Backed by venture capital giant Andreessen Horowitz’s crypto-focused a16z arm, TrustToken’s TrueFi lending market is doing things a lot more traditionally — albeit with one big asterisk.
TrueFi is not aimed at small retail borrowers, however. It is described as an “app store for lending” that allows asset managers to launch new lending platforms for corporate borrowers.
Its clients are “largely private, pseudo-anonymous individuals and family offices in DeFi, participating at a range of investment sizes,” TrustToken CEO Raphael Cosman told Cointelegraph Thursday (Feb. 3). Its borrowers tend to be crypto hedge funds, VC-funded start-ups, and soon, Cosman said, traditional financial institutions.
With crypto lending protocols offering interest rates an order of magnitude better than traditional bank products like savings accounts, the “best yields are no longer in traditional markets, like equities or bonds, but in DeFi,” Cosman said.

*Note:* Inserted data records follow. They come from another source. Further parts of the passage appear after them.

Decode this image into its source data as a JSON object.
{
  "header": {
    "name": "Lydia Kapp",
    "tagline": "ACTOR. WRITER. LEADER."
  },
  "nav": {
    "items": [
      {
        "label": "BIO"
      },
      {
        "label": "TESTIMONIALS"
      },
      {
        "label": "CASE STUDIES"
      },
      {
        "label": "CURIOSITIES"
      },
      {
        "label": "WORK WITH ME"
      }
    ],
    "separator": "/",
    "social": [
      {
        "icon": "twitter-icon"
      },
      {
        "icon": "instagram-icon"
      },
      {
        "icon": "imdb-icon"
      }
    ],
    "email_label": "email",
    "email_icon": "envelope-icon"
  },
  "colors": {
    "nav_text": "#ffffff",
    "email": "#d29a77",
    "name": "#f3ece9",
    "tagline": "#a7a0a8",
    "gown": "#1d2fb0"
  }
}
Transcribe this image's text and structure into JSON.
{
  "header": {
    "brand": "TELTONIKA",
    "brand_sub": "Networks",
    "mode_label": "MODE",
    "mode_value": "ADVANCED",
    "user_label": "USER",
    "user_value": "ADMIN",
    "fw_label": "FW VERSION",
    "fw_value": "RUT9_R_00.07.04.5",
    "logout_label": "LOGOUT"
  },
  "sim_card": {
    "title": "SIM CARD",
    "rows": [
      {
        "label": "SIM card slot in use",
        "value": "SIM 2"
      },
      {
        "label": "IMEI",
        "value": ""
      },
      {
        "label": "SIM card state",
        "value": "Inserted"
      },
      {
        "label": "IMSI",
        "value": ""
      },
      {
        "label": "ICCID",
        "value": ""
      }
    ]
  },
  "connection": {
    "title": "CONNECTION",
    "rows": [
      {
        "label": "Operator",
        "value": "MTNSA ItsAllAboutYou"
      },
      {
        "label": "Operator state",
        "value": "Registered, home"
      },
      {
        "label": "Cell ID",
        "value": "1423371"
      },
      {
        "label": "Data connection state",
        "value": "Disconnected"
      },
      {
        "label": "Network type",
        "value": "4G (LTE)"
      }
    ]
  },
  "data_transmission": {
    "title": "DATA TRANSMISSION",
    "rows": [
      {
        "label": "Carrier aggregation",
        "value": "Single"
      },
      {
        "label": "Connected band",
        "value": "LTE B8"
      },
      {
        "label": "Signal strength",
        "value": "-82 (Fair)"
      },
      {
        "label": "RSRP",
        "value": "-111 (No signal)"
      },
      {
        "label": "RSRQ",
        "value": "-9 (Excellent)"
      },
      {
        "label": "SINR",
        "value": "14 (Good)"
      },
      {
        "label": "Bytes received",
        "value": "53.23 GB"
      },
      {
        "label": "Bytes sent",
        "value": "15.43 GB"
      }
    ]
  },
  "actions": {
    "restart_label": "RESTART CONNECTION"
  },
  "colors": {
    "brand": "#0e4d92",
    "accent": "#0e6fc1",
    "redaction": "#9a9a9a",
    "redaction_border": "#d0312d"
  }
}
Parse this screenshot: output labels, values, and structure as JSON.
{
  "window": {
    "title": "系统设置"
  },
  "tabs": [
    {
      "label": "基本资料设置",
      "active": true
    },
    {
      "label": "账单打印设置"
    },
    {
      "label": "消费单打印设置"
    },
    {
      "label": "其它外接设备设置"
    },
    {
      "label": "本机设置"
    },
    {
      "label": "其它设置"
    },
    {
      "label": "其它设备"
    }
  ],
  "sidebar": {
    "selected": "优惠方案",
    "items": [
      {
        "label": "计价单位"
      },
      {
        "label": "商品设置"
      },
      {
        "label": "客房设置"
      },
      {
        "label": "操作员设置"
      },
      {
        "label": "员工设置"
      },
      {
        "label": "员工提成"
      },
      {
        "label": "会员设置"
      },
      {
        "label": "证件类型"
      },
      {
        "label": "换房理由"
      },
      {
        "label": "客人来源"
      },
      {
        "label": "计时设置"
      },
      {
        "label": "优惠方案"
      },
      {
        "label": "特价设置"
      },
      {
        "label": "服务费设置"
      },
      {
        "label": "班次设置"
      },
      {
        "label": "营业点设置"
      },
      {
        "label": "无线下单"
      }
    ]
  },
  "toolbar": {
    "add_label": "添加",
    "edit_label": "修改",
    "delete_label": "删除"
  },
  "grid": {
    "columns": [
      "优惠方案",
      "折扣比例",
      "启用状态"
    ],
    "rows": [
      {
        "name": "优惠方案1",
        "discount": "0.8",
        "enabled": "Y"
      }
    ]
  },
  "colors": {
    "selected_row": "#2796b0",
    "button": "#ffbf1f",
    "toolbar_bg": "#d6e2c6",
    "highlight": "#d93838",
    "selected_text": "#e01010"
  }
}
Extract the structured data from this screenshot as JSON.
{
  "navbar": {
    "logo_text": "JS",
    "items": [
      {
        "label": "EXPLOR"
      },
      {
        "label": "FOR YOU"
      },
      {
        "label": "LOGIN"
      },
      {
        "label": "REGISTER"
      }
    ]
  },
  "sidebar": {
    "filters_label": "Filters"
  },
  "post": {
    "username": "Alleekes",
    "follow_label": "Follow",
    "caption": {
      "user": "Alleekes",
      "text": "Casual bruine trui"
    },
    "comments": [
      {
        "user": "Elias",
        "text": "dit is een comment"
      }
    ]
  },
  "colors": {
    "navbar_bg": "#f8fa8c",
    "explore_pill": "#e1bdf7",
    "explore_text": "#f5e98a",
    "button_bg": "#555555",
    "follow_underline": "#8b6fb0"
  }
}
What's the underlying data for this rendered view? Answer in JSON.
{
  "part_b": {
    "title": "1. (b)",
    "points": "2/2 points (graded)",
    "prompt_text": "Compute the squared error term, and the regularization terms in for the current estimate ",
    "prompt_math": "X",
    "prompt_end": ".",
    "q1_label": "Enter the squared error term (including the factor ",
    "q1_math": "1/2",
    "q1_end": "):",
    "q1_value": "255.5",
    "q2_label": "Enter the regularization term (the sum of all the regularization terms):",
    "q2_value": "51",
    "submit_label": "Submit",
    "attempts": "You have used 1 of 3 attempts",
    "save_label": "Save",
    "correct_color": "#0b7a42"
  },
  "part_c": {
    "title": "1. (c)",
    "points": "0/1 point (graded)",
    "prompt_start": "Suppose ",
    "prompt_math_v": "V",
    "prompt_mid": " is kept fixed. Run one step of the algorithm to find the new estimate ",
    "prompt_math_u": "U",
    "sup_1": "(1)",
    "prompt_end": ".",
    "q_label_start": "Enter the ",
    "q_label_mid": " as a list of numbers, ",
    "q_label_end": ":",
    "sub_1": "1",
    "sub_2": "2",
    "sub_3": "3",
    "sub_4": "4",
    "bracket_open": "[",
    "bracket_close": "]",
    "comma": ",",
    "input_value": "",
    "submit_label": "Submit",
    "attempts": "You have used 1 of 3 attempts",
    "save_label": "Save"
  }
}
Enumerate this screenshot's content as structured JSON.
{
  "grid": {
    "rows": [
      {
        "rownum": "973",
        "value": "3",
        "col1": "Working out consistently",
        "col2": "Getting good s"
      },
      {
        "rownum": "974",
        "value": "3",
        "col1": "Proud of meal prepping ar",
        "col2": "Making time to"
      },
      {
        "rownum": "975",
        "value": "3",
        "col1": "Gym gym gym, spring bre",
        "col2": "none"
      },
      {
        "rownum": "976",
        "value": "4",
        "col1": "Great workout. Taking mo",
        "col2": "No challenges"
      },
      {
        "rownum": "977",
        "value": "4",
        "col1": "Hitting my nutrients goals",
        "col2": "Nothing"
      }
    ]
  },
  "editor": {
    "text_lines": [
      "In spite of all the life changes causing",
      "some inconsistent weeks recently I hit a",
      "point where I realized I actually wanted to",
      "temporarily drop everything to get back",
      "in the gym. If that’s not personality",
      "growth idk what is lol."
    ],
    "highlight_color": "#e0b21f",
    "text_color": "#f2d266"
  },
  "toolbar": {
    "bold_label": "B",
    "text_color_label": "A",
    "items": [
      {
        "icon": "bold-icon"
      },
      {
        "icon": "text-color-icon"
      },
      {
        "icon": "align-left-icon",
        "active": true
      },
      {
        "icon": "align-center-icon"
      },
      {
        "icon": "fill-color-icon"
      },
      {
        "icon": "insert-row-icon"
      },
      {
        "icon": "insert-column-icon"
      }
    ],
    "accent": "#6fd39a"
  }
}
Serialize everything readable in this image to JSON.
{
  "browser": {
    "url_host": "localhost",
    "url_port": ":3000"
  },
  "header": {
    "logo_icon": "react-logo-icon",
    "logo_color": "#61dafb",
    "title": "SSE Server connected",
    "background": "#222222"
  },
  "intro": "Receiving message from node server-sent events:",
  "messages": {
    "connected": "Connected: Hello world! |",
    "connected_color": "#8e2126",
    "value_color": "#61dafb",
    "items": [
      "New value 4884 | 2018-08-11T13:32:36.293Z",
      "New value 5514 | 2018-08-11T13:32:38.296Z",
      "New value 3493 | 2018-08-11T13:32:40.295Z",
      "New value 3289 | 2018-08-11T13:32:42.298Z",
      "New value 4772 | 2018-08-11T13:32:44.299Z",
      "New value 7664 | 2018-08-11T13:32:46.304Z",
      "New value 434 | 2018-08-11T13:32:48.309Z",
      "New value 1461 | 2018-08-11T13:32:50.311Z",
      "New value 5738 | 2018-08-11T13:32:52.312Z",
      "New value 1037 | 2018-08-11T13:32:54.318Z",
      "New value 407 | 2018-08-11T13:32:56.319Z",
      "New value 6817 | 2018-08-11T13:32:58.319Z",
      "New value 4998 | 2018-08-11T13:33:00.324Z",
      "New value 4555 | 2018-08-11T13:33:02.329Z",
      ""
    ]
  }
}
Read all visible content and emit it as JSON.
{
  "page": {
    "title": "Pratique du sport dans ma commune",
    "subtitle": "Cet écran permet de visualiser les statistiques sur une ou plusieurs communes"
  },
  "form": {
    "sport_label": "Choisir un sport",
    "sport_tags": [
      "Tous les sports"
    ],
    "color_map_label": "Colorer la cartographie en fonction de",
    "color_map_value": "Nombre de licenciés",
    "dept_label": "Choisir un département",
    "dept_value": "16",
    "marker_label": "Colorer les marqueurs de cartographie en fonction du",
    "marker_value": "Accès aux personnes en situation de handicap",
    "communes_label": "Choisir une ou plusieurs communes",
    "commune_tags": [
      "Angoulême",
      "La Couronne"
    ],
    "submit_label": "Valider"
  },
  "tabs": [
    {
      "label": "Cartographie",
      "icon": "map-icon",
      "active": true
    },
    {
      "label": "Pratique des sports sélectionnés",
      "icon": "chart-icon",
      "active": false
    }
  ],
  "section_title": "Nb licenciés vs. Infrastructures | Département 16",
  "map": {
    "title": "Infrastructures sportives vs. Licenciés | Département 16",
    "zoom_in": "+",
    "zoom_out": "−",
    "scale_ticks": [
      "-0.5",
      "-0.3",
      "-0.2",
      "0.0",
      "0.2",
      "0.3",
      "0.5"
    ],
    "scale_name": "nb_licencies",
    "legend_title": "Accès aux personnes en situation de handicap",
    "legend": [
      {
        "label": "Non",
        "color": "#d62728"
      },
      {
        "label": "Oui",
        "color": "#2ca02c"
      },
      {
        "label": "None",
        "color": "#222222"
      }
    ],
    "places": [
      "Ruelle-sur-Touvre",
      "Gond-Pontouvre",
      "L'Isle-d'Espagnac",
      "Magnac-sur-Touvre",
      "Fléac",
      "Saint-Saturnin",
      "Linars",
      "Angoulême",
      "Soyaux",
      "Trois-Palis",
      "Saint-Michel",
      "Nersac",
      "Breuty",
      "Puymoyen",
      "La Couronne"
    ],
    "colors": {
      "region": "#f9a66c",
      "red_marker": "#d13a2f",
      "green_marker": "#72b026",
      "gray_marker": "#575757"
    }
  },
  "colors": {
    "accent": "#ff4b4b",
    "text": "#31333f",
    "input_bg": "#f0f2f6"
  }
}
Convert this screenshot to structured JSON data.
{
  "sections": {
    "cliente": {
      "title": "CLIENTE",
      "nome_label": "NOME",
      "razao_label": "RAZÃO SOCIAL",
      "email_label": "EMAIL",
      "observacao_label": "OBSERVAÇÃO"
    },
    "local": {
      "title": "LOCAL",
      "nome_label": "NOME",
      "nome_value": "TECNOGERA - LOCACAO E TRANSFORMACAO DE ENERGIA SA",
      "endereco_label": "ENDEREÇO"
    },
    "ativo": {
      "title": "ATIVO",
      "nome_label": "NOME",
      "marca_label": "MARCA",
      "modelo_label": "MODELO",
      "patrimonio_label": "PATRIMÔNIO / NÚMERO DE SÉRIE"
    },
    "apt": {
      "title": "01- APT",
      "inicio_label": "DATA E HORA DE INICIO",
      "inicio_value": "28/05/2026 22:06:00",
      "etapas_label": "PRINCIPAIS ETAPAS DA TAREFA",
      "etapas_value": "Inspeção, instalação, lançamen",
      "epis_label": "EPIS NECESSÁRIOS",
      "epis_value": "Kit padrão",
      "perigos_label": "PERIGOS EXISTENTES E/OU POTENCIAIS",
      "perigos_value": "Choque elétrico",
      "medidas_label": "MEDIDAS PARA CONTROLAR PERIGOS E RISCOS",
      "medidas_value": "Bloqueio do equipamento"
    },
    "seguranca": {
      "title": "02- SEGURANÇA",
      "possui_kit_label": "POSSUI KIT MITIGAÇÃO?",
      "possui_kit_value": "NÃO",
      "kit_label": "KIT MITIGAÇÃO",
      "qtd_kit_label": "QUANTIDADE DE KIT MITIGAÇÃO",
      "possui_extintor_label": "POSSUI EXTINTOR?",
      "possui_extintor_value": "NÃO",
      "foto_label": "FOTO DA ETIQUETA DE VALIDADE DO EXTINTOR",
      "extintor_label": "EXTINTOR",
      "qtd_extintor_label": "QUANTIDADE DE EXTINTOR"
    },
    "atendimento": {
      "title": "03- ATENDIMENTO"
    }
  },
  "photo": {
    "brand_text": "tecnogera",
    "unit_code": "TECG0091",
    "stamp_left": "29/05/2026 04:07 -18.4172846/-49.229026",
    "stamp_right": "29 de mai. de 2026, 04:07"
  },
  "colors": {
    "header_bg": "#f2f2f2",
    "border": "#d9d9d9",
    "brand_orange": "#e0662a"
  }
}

While investors need to be comfortable that they understand the market and its risks, “capital will always seek the best risk-adjusted yields,” he said. “That promise of lucrative returns is the biggest force pulling traditional finance on-chain, and we expect it to continue.”
That also applies to regulators, Cosman noted, referring to Securities and Exchnage Commission Chairman Gary Gensler’s characterization of crypto as the “Wild West” of finance.
Also see: SEC’s Campaign Against Crypto Lending Grows Beyond Coinbase
Collateral Free
Working through TrueFi, delt.ai is able to offer credit lines based on revenue and risk assessment, with features bulk SPEI bank transfers — up to 36,000 per hour — 45-day billing cycles, and a Mastercard-branded corporate credit card.
The way TrueFi makes its credit decisions is not via a ratings agency but by using another DeFi product: Prediction markets. When a borrower requests a loan, it is funneled through a decision market in which holders of TrueFi’s TRU token assess the request and vote yes or no. While the lender or lending pool doesn’t have to follow that recommendation, it is generally the decision-making process. When the loan is repaid, yes voters get a bonus in TRU tokens —as do the lenders.
“I used a ‘traditional’ bank for three years and time and time again, they told me I did not qualify for a corporate card. delt.ai did in two weeks what Santander could not do in three years,” said Ana Ramos, CEO of Gigstack, a Mexican provider of financial management software for small businesses and freelancers, on delt.ai’s website. “Thanks to delt.ai, I no longer use my personal credit card for company expenses.”